James,

I am, and always have been, a lumper. I had to make some concessions when
Legacy introduced the Source Writer (if I wanted to use it), but nothing too
drastic, and there is no way that I will ever be a splitter. BUT this suits
me, and I am not suggesting for one minute that others should change their
practice.

Taking for example a census, my Master Source is for the year of the census
and (since Legacy switched the Repository from the Detail to Master Source)
and for the same year one for each of the Repositories i.e.
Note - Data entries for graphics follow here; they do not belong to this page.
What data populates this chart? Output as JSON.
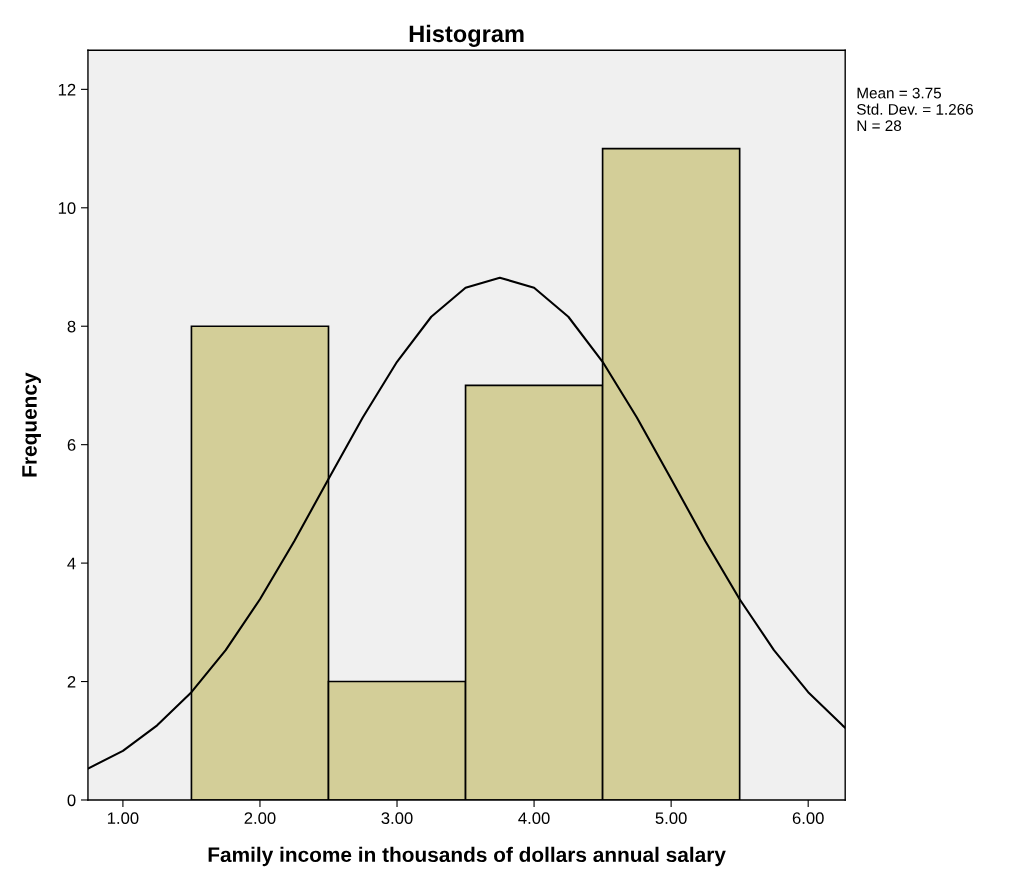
{
  "chart_data": {
    "type": "histogram",
    "title": "Histogram",
    "xlabel": "Family income in thousands of dollars annual salary",
    "ylabel": "Frequency",
    "bins": [
      1.5,
      2.5,
      3.5,
      4.5,
      5.5
    ],
    "values": [
      8,
      2,
      7,
      11
    ],
    "color": "#d3ce98",
    "series": [
      {
        "type": "line",
        "color": "#000000",
        "x": [
          0.745,
          1.0,
          1.25,
          1.5,
          1.75,
          2.0,
          2.25,
          2.5,
          2.75,
          3.0,
          3.25,
          3.5,
          3.75,
          4.0,
          4.25,
          4.5,
          4.75,
          5.0,
          5.25,
          5.5,
          5.75,
          6.0,
          6.25,
          6.27
        ],
        "values": [
          0.53,
          0.83,
          1.26,
          1.82,
          2.53,
          3.39,
          4.37,
          5.42,
          6.46,
          7.4,
          8.16,
          8.65,
          8.82,
          8.65,
          8.16,
          7.4,
          6.46,
          5.42,
          4.37,
          3.39,
          2.53,
          1.82,
          1.26,
          1.22
        ]
      }
    ],
    "xlim": [
      0.745,
      6.27
    ],
    "xticks": [
      {
        "value": 1,
        "label": "1.00"
      },
      {
        "value": 2,
        "label": "2.00"
      },
      {
        "value": 3,
        "label": "3.00"
      },
      {
        "value": 4,
        "label": "4.00"
      },
      {
        "value": 5,
        "label": "5.00"
      },
      {
        "value": 6,
        "label": "6.00"
      }
    ],
    "ylim": [
      0,
      12.66
    ],
    "yticks": [
      0,
      2,
      4,
      6,
      8,
      10,
      12
    ],
    "annotations": [
      "Mean = 3.75",
      "Std. Dev. = 1.266",
      "N = 28"
    ]
  }
}
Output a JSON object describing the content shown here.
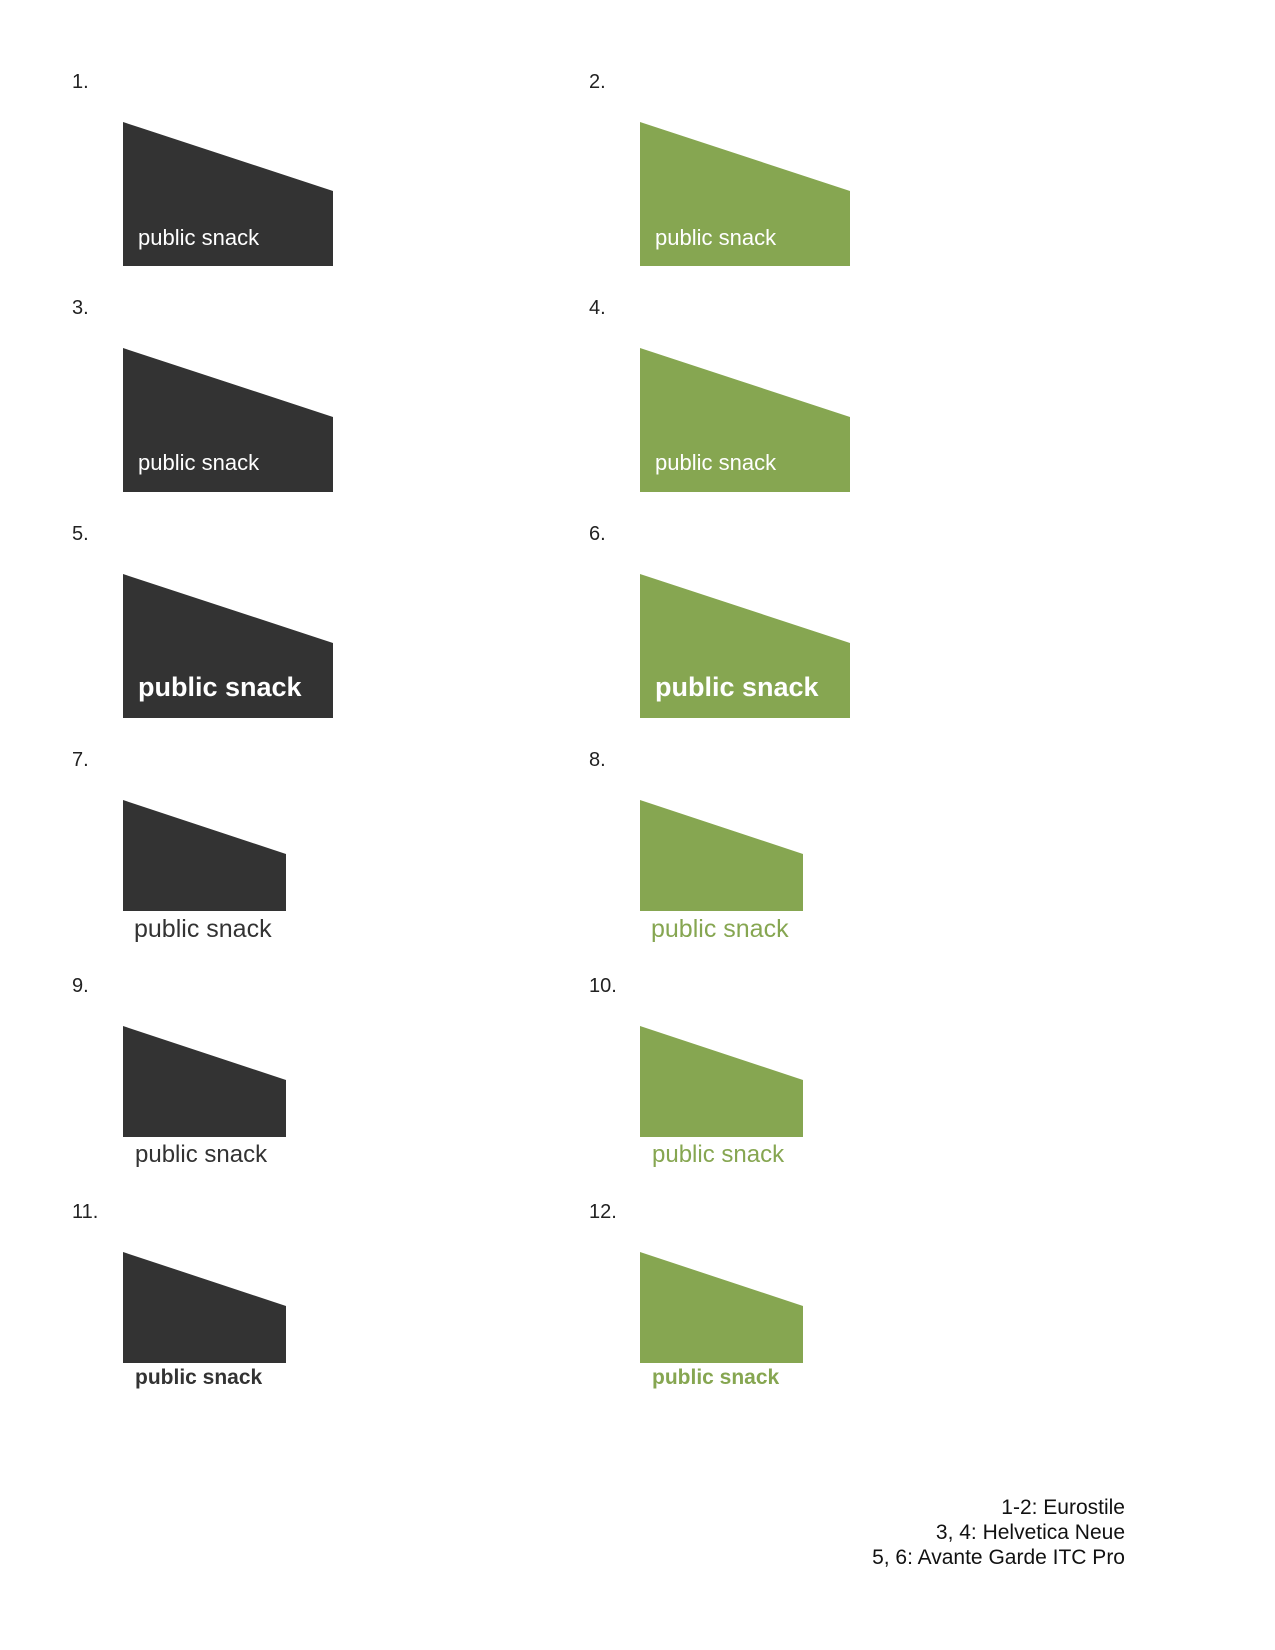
{
  "colors": {
    "dark": "#333333",
    "green": "#86A651",
    "label_on_shape": "#ffffff"
  },
  "variants": [
    {
      "number": "1.",
      "label": "public snack",
      "color": "dark",
      "label_position": "inside",
      "weight": "regular"
    },
    {
      "number": "2.",
      "label": "public snack",
      "color": "green",
      "label_position": "inside",
      "weight": "regular"
    },
    {
      "number": "3.",
      "label": "public snack",
      "color": "dark",
      "label_position": "inside",
      "weight": "regular"
    },
    {
      "number": "4.",
      "label": "public snack",
      "color": "green",
      "label_position": "inside",
      "weight": "regular"
    },
    {
      "number": "5.",
      "label": "public snack",
      "color": "dark",
      "label_position": "inside",
      "weight": "bold"
    },
    {
      "number": "6.",
      "label": "public snack",
      "color": "green",
      "label_position": "inside",
      "weight": "bold"
    },
    {
      "number": "7.",
      "label": "public snack",
      "color": "dark",
      "label_position": "below",
      "weight": "regular"
    },
    {
      "number": "8.",
      "label": "public snack",
      "color": "green",
      "label_position": "below",
      "weight": "regular"
    },
    {
      "number": "9.",
      "label": "public snack",
      "color": "dark",
      "label_position": "below",
      "weight": "regular"
    },
    {
      "number": "10.",
      "label": "public snack",
      "color": "green",
      "label_position": "below",
      "weight": "regular"
    },
    {
      "number": "11.",
      "label": "public snack",
      "color": "dark",
      "label_position": "below",
      "weight": "bold"
    },
    {
      "number": "12.",
      "label": "public snack",
      "color": "green",
      "label_position": "below",
      "weight": "bold"
    }
  ],
  "legend": {
    "line1": "1-2: Eurostile",
    "line2": "3, 4: Helvetica Neue",
    "line3": "5, 6: Avante Garde ITC Pro"
  }
}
I may have two
Master Sources for the 1851 census one for Ancestry.co.uk and another for
Findmypast.com.

I source all my Events, such that a new name found on a census will have
that census as the source for the Name, and the same for every other piece
of information which I record from that census, such as Residence,
Occupation etc..

Ron Ferguson
http://www.fergys.co.uk/

-----Original Message-----
From: James Cook
Sent: Thursday, January 13, 2011 9:51 PM
To: [email protected]
Subject: [LegacyUG] What are the pros and cons of splitting or lumping
facts?

Not talking sources here.  I've not been consistent, and am working on
doing some cleanup of my data.  For example, it's important to me to
keep track at an event level of an individuals appearance on the
census register.  I use a census event, but a residence event would
serve my purposes just as well.  As long as I have an event every 10
years I can see in my time lines and such, I'm good.  The census can
give more information though, such as birth or alt. birth, name or alt
name, occupation, veteran status, etc.  Some times I've added separate
facts and sourced with the census record, other times I just add notes
to the census event.  This is true of various sources, I'm just using
census as an example here.

I'm leaning toward lumping what I'll call these secondary facts in the
notes going forward with my cleanup.  Before doing so, I was wondering
if I'd cut myself off from some useful ways to slice, dice, chop,
mesh, share, search or otherwise much with my data.  Maybe I'm not
seeing a downside here that I should be.